На пороге штабного шалаша мелькнула мысль: «Надо бы рассказать обо всем Щелку нову или Барашкову!» Но было уже поздно. Интересно, соберет Самсонов десантников? Вряд ли, с голосованием покончено.
Самсонов собирал в своем шалаше только что вычищенный и смазанный парабеллум. На парабеллуме выгравированы латинские слова: «Si vis pacem, para bellum». Самсонов как-то перевел их нам: «Если хочешь мира, готовься к войне».
Он не ответил на мое приветствие. Нажал на спусковой крючок, щелкнул…
— Тэк-с-с, — протянул он ласковым баритоном. — Значит, осечка? Значит, в затворе — грязь. Значит, надо ее убрать. Это нетрудно…
Он спокойно выслушал мой сбивчивый отчет о засаде — я ни словом не обмолвился о Покатило, — а когда я умолк, помолчал немного, пронизывая меня изучающим взглядом, и заговорил, не размыкая зубов, вздернув верхнюю губу в недоброй усмешке, опустив глаза на разобранный парабеллум:
— Успех сопутствует вам, молодой человек. — Не голос, а бархат! Черный бархат! — Неплохая засада! Вы мне определенно нравитесь. Вас хвалит Богданов, хвалит Кухарченко. Мне нужны храбрые люди, а храбрость бывает только двух видов — природная, как у Кухарченко, и храбрость из-за упрямства во взглядах — как у вас. И это неплохо… Даже хорошо. Без идеалистов в нашем деле нельзя. На том стоим… Вы честны, совестливы, даже чересчур, — такие помощники мне нужны, такими людьми не бросаются. Только последите за тем, чтобы в будущем наши взгляды не перекрещивались.
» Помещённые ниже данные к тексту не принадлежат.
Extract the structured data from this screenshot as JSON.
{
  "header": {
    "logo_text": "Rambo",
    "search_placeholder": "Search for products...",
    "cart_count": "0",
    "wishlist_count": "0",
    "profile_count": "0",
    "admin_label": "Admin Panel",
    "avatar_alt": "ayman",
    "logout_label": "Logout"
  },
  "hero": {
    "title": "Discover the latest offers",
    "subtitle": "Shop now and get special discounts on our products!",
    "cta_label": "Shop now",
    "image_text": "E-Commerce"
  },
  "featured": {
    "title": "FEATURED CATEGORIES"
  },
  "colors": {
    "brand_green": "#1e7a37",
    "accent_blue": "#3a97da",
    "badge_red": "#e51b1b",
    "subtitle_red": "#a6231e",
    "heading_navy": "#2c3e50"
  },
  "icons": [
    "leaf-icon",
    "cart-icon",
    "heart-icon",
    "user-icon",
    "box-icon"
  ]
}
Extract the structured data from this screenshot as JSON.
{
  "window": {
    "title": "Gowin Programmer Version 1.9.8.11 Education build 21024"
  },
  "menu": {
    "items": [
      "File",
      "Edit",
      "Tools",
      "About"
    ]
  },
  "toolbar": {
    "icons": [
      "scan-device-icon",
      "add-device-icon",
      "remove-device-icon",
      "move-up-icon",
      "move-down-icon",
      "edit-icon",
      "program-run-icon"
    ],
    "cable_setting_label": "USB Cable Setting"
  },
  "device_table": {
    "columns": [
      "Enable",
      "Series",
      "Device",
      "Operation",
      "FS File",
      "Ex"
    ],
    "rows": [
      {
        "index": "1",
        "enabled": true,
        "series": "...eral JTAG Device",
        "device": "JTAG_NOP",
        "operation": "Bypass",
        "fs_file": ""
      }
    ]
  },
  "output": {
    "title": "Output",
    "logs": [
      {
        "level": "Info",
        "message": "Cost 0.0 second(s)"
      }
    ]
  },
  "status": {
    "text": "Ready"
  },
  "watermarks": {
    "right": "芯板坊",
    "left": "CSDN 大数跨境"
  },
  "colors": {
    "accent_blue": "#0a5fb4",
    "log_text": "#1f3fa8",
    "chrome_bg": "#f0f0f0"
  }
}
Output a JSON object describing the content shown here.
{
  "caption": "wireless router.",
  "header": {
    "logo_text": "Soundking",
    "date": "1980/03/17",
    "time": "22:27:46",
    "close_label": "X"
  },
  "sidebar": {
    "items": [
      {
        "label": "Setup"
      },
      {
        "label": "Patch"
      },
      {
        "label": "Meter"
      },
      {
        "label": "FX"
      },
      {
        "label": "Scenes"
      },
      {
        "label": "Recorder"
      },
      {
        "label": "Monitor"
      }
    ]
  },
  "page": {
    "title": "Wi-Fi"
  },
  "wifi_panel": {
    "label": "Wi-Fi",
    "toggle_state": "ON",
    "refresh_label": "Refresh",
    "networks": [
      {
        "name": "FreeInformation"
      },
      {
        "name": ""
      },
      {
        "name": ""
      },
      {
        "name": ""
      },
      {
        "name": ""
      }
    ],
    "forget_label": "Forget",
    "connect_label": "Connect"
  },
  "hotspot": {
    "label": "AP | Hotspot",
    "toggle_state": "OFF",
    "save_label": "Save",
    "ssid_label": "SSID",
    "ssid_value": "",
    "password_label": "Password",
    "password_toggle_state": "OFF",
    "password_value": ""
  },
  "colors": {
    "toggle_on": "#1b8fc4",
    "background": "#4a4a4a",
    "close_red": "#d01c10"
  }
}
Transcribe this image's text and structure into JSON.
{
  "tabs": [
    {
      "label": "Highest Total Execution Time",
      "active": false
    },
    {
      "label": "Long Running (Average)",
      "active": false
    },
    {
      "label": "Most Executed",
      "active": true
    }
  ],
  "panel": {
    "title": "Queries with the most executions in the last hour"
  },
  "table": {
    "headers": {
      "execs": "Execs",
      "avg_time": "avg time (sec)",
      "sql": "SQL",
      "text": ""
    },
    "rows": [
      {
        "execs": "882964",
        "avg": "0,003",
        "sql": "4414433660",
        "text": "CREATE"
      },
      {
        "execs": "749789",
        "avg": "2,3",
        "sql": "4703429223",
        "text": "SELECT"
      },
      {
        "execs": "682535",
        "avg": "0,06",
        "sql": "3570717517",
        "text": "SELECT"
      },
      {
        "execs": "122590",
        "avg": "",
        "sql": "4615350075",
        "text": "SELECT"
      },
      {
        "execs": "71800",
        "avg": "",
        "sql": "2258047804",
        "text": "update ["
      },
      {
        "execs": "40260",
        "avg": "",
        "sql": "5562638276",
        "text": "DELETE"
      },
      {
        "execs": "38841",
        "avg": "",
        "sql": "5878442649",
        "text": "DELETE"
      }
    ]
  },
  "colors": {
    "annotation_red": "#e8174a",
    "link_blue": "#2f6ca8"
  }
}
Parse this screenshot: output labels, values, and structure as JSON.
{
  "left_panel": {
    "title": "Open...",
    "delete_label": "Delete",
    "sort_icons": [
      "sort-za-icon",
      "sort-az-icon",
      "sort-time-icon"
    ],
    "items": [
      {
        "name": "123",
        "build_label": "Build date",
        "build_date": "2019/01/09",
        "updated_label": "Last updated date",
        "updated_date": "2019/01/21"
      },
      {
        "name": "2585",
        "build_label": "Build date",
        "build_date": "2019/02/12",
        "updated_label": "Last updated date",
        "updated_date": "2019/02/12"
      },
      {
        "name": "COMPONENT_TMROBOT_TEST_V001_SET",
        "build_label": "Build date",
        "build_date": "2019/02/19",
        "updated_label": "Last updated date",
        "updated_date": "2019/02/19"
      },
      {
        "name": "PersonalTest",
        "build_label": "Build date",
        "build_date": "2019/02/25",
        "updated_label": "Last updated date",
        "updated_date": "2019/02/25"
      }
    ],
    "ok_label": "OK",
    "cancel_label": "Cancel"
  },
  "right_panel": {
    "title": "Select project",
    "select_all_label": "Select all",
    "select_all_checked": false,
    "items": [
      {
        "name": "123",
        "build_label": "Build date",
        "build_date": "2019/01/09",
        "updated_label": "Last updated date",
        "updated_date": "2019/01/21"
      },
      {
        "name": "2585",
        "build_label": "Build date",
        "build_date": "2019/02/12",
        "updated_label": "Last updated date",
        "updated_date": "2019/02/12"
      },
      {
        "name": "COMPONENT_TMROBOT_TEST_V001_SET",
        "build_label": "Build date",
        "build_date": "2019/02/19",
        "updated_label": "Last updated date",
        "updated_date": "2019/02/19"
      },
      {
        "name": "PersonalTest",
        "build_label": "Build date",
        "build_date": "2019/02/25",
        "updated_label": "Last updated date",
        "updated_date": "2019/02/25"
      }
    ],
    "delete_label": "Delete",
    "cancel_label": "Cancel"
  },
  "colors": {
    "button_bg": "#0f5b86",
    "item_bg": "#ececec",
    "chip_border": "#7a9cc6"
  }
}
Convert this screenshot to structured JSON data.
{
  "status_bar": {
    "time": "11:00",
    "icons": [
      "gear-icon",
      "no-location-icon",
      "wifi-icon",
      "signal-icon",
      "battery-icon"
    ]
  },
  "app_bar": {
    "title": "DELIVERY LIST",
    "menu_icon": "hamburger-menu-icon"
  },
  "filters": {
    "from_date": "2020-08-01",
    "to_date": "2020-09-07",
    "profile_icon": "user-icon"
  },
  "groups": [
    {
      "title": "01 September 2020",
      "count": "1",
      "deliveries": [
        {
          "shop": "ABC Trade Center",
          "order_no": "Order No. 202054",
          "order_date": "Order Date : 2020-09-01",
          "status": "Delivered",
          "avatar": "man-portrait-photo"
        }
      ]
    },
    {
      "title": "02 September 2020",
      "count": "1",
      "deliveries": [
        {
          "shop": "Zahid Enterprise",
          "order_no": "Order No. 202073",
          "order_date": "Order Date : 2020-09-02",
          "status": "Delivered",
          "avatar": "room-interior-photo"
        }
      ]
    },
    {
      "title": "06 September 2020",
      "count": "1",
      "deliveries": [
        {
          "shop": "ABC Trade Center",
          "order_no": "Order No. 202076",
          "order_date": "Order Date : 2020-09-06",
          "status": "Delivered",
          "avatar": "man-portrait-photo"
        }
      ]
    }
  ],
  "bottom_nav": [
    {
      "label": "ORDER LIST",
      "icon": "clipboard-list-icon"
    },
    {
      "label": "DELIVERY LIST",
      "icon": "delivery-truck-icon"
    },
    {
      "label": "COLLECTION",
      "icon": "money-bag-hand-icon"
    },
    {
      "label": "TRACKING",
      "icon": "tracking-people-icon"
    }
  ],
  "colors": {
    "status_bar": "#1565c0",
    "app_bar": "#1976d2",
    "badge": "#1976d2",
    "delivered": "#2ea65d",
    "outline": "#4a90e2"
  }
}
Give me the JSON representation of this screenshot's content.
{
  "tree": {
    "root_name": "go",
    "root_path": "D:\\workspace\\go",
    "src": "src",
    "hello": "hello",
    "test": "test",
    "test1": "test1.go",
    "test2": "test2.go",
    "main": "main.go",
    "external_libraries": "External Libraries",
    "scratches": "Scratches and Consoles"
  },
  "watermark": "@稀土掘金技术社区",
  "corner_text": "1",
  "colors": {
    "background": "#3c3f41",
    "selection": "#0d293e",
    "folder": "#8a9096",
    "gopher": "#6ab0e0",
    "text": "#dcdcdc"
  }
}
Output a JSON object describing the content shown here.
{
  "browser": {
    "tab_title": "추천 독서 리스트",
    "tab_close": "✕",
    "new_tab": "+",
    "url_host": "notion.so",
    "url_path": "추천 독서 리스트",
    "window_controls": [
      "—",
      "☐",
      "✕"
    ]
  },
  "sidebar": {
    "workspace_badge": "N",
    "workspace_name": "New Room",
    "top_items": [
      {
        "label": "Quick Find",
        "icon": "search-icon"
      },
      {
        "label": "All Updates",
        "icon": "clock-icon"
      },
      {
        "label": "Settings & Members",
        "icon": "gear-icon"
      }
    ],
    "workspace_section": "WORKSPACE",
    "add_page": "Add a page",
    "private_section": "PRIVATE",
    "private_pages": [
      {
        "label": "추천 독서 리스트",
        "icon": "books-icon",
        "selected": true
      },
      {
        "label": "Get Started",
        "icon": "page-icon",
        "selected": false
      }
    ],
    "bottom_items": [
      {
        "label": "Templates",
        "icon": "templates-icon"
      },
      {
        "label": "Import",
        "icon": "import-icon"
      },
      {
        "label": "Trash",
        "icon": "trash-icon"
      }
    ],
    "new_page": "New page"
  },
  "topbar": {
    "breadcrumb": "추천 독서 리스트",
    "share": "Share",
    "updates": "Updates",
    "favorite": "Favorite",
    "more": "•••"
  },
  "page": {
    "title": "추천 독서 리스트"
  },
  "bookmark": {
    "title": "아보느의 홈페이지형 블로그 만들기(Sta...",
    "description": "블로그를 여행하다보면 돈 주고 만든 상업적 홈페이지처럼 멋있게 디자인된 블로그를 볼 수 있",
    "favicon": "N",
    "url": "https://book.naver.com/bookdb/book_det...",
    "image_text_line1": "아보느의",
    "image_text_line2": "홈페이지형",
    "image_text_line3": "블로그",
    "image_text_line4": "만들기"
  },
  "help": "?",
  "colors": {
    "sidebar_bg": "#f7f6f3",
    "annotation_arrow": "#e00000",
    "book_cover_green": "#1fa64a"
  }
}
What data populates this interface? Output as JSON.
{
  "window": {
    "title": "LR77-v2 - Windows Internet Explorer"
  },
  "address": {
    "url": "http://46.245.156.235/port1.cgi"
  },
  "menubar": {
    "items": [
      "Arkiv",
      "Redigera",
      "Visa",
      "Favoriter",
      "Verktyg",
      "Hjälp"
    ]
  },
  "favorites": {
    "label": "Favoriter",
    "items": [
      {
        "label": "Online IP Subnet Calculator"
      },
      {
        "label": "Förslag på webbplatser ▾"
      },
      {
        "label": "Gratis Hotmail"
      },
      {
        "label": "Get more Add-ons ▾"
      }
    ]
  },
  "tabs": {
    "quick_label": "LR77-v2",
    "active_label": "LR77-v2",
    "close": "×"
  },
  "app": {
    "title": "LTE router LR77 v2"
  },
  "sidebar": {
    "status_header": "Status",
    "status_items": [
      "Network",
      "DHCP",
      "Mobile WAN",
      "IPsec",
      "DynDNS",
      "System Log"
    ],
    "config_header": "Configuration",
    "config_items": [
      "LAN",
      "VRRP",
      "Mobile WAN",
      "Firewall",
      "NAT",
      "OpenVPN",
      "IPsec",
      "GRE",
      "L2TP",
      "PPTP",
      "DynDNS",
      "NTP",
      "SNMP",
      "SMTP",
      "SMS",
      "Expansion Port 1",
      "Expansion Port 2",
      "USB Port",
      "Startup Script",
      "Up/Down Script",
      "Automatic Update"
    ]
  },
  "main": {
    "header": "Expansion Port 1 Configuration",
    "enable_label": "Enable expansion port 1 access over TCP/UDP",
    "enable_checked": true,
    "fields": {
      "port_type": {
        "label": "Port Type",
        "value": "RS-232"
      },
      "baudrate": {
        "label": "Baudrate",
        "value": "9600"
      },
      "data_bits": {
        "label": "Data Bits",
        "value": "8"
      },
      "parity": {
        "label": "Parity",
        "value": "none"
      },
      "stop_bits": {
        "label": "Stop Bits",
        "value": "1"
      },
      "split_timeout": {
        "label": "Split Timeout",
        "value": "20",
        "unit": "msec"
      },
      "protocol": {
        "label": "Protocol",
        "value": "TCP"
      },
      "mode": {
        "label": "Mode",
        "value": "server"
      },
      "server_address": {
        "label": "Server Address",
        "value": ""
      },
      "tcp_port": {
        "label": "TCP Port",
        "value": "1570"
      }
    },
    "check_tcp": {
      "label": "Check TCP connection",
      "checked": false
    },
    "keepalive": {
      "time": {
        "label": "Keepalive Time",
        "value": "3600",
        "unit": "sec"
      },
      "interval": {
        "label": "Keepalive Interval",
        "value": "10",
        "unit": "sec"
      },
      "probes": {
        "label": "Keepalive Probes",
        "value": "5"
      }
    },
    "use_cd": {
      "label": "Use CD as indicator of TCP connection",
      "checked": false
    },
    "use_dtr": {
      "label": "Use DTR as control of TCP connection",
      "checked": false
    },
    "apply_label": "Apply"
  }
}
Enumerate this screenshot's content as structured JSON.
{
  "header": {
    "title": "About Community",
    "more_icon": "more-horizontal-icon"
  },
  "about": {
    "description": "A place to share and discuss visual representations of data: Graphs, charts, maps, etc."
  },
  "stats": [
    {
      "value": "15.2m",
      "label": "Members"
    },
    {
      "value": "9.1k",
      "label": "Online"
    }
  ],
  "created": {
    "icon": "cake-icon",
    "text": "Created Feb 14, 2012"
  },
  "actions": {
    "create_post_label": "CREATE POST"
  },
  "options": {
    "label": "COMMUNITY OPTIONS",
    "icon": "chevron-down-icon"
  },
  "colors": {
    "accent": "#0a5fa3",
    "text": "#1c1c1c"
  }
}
Я не мог оторвать глаз от парабеллума. Дважды стрелял из него за эти полтора месяца Самсонов — не по врагам, нет. Сначала в того паренька из Ветринки, потом в Богомаза… Парабеллум почти готов к третьему выстрелу.
— Обещаю всерьез заняться вашим воспитанием, я научу вас дисциплине, и вы поймете, что когда командир отдает приказ, солдат не спрашивает почему, не спрашивает, за что, когда командир приказывает расстрелять предателя. И вообще — ну кто ты такой? Нет, что ты такое? Винтик в моем парабеллуме.